10/22/2003
Contact: K.E. Schwab --
724-738-2199; e-mail: karl.schwab@sru.edu
GUERRILLA GIRLS TO BRING FEMINIST ISSUE
TO FOREFRONT AT SRU LECTURE
SLIPPERY ROCK, Pa. – The Guerrilla Girls, who
have been reinventing feminism since 1985, will bring their
thought-provoking presentation to Slippery Rock University at 3:30
p.m., Nov. 4 as way of fighting discrimination with facts, humor --
and fake fur.
The
free presentation, open to the regional community, will be held in
Swope Recital Hall. The address is sponsored by SRU’s College
of Humanities, Fine and Performing Arts, the President’s
Commission of the Status of Women, the Office of Diversity and
Equal Opportunity, the Honors Program, Women Studies Program and
the art and English departments.
The
group of anonymous females takes on the names of dead women artists
and appears in public wearing gorilla masks, then use humor to
convey information, provoke discussion and show that feminists can
be funny. The masks are worn to focus on the issues rather than the
personalities of the participants according to the group’s
printed story. The group has dubbed itself the “conscience of
culture.”
In
its 18 years, the group has produced more than 100 posters,
stickers, books and print projects that expose sexism and racism in
the art world, films, politics and the culture at large. Their
posters are part of the collection at the Museum of Modern Art, the
Library of Congress, the Getty Museum and the New York Public
Library.
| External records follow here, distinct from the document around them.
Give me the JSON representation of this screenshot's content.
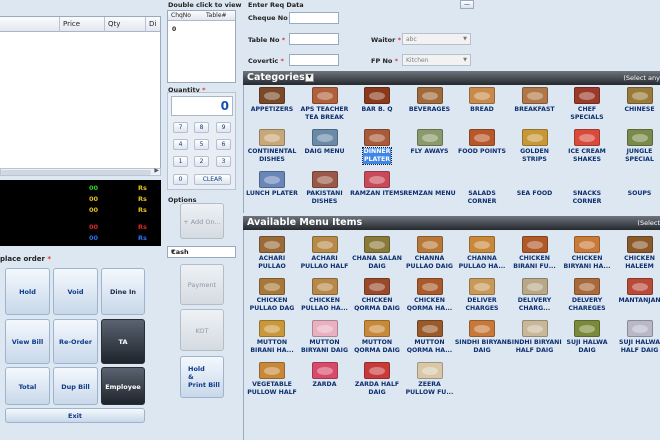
{
  "order_grid": {
    "columns": [
      "",
      "Price",
      "Qty",
      "Di"
    ]
  },
  "totals": {
    "rows": [
      {
        "value": "00",
        "value_color": "#28d428",
        "rs": "Rs",
        "rs_color": "#e8c020"
      },
      {
        "value": "00",
        "value_color": "#e8c020",
        "rs": "Rs",
        "rs_color": "#e8c020"
      },
      {
        "value": "00",
        "value_color": "#e8c020",
        "rs": "Rs",
        "rs_color": "#e8c020"
      },
      {
        "value": "00",
        "value_color": "#e02828",
        "rs": "Rs",
        "rs_color": "#e02828"
      },
      {
        "value": "00",
        "value_color": "#3070f0",
        "rs": "Rs",
        "rs_color": "#3070f0"
      }
    ]
  },
  "place_order": {
    "label": "place order",
    "req": "*",
    "buttons": {
      "hold": "Hold",
      "void": "Void",
      "dine_in": "Dine In",
      "view_bill": "View Bill",
      "re_order": "Re-Order",
      "ta": "TA",
      "total": "Total",
      "dup_bill": "Dup Bill",
      "employee": "Employee",
      "exit": "Exit"
    }
  },
  "cheques": {
    "hint": "Double click to view",
    "col_chq": "ChqNo",
    "col_table": "Table#",
    "first_value": "0"
  },
  "quantity": {
    "label": "Quantity",
    "req": "*",
    "value": "0",
    "keys": [
      "7",
      "8",
      "9",
      "4",
      "5",
      "6",
      "1",
      "2",
      "3",
      "0"
    ],
    "clear": "CLEAR"
  },
  "options": {
    "label": "Options",
    "add_on": "+ Add On...",
    "payment_selected": "Cash",
    "payment": "Payment",
    "kot": "KOT",
    "hold_print": [
      "Hold",
      "&",
      "Print Bill"
    ]
  },
  "req_form": {
    "title": "Enter Req Data",
    "collapse": "—",
    "cheque_no": "Cheque No",
    "table_no": "Table No",
    "covertic": "Covertic",
    "waitor": "Waitor",
    "waitor_value": "abc",
    "fp_no": "FP No",
    "fp_value": "Kitchen",
    "req": "*"
  },
  "categories": {
    "title": "Categories",
    "right_text": "(Select any",
    "selected_index": 10,
    "items": [
      {
        "label": [
          "APPETIZERS"
        ],
        "color": "#7a4a28"
      },
      {
        "label": [
          "APS TEACHER",
          "TEA BREAK"
        ],
        "color": "#b0603a"
      },
      {
        "label": [
          "BAR B. Q"
        ],
        "color": "#8a3a1c"
      },
      {
        "label": [
          "BEVERAGES"
        ],
        "color": "#a06a3a"
      },
      {
        "label": [
          "BREAD"
        ],
        "color": "#c88a4a"
      },
      {
        "label": [
          "BREAKFAST"
        ],
        "color": "#b07848"
      },
      {
        "label": [
          "CHEF",
          "SPECIALS"
        ],
        "color": "#9a3a2a"
      },
      {
        "label": [
          "CHINESE"
        ],
        "color": "#9a7a3a"
      },
      {
        "label": [
          "CONTINENTAL",
          "DISHES"
        ],
        "color": "#c8a878"
      },
      {
        "label": [
          "DAIG MENU"
        ],
        "color": "#6a8aa8"
      },
      {
        "label": [
          "DINNER",
          "PLATER"
        ],
        "color": "#a85a3a"
      },
      {
        "label": [
          "FLY AWAYS"
        ],
        "color": "#8a9a6a"
      },
      {
        "label": [
          "FOOD POINTS"
        ],
        "color": "#b8582a"
      },
      {
        "label": [
          "GOLDEN",
          "STRIPS"
        ],
        "color": "#c89838"
      },
      {
        "label": [
          "ICE CREAM",
          "SHAKES"
        ],
        "color": "#d84a3a"
      },
      {
        "label": [
          "JUNGLE",
          "SPECIAL"
        ],
        "color": "#7a8a4a"
      },
      {
        "label": [
          "LUNCH PLATER"
        ],
        "color": "#6a86b8"
      },
      {
        "label": [
          "PAKISTANI",
          "DISHES"
        ],
        "color": "#9a5848"
      },
      {
        "label": [
          "RAMZAN ITEMS"
        ],
        "color": "#c84a5a"
      },
      {
        "label": [
          "REMZAN MENU"
        ],
        "color": ""
      },
      {
        "label": [
          "SALADS",
          "CORNER"
        ],
        "color": ""
      },
      {
        "label": [
          "SEA FOOD"
        ],
        "color": ""
      },
      {
        "label": [
          "SNACKS",
          "CORNER"
        ],
        "color": ""
      },
      {
        "label": [
          "SOUPS"
        ],
        "color": ""
      }
    ]
  },
  "menu_items": {
    "title": "Available Menu Items",
    "right_text": "(Select",
    "items": [
      {
        "label": [
          "ACHARI",
          "PULLAO"
        ],
        "color": "#9a6a3a"
      },
      {
        "label": [
          "ACHARI",
          "PULLAO HALF"
        ],
        "color": "#b88a4a"
      },
      {
        "label": [
          "CHANA SALAN",
          "DAIG"
        ],
        "color": "#8a7a3a"
      },
      {
        "label": [
          "CHANNA",
          "PULLAO DAIG"
        ],
        "color": "#b8783a"
      },
      {
        "label": [
          "CHANNA",
          "PULLAO HA..."
        ],
        "color": "#c8883a"
      },
      {
        "label": [
          "CHICKEN",
          "BIRANI FU..."
        ],
        "color": "#b05a2a"
      },
      {
        "label": [
          "CHICKEN",
          "BIRYANI HA..."
        ],
        "color": "#c87a3a"
      },
      {
        "label": [
          "CHICKEN",
          "HALEEM"
        ],
        "color": "#8a5a2a"
      },
      {
        "label": [
          "CHICKEN",
          "PULLAO DAG"
        ],
        "color": "#a8783a"
      },
      {
        "label": [
          "CHICKEN",
          "PULLAO HA..."
        ],
        "color": "#b8884a"
      },
      {
        "label": [
          "CHICKEN",
          "QORMA DAIG"
        ],
        "color": "#9a4a2a"
      },
      {
        "label": [
          "CHICKEN",
          "QORMA HA..."
        ],
        "color": "#a85a2a"
      },
      {
        "label": [
          "DELIVER",
          "CHARGES"
        ],
        "color": "#c89a5a"
      },
      {
        "label": [
          "DELIVERY",
          "CHARG..."
        ],
        "color": "#b8a888"
      },
      {
        "label": [
          "DELVERY",
          "CHAREGES"
        ],
        "color": "#a86a3a"
      },
      {
        "label": [
          "MANTANJAN"
        ],
        "color": "#b84a3a"
      },
      {
        "label": [
          "MUTTON",
          "BIRANI HA..."
        ],
        "color": "#c8983a"
      },
      {
        "label": [
          "MUTTON",
          "BIRYANI DAIG"
        ],
        "color": "#e8b0c0"
      },
      {
        "label": [
          "MUTTON",
          "QORMA DAIG"
        ],
        "color": "#c88a3a"
      },
      {
        "label": [
          "MUTTON",
          "QORMA HA..."
        ],
        "color": "#9a5a2a"
      },
      {
        "label": [
          "SINDHI BIRYANI",
          "DAIG"
        ],
        "color": "#c8783a"
      },
      {
        "label": [
          "SINDHI BIRYANI",
          "HALF DAIG"
        ],
        "color": "#c8b898"
      },
      {
        "label": [
          "SUJI HALWA",
          "DAIG"
        ],
        "color": "#7a8a3a"
      },
      {
        "label": [
          "SUJI HALWA",
          "HALF DAIG"
        ],
        "color": "#b8b8c8"
      },
      {
        "label": [
          "VEGETABLE",
          "PULLOW HALF"
        ],
        "color": "#c8883a"
      },
      {
        "label": [
          "ZARDA"
        ],
        "color": "#d84a6a"
      },
      {
        "label": [
          "ZARDA HALF",
          "DAIG"
        ],
        "color": "#c83a3a"
      },
      {
        "label": [
          "ZEERA",
          "PULLOW FU..."
        ],
        "color": "#d8c8a8"
      }
    ]
  }
}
The group has been featured in Vogue, Esquire, the New
York Times, Los Angeles Times and The New Yorker and has been
featured on both U.S. and worldwide television and radio stations.
A film about the group, “Guerrillas In Our Midst,” has
won numerous awards.
Guerrilla
Girls’ books include, “Confessions of the Guerrilla
Girls,” and “Guerrilla Girls Bedside Companion to the
History of Western Art. A work titled “Guerrilla Girls’
Guide to N.Y.C. Museums” is due in 2004.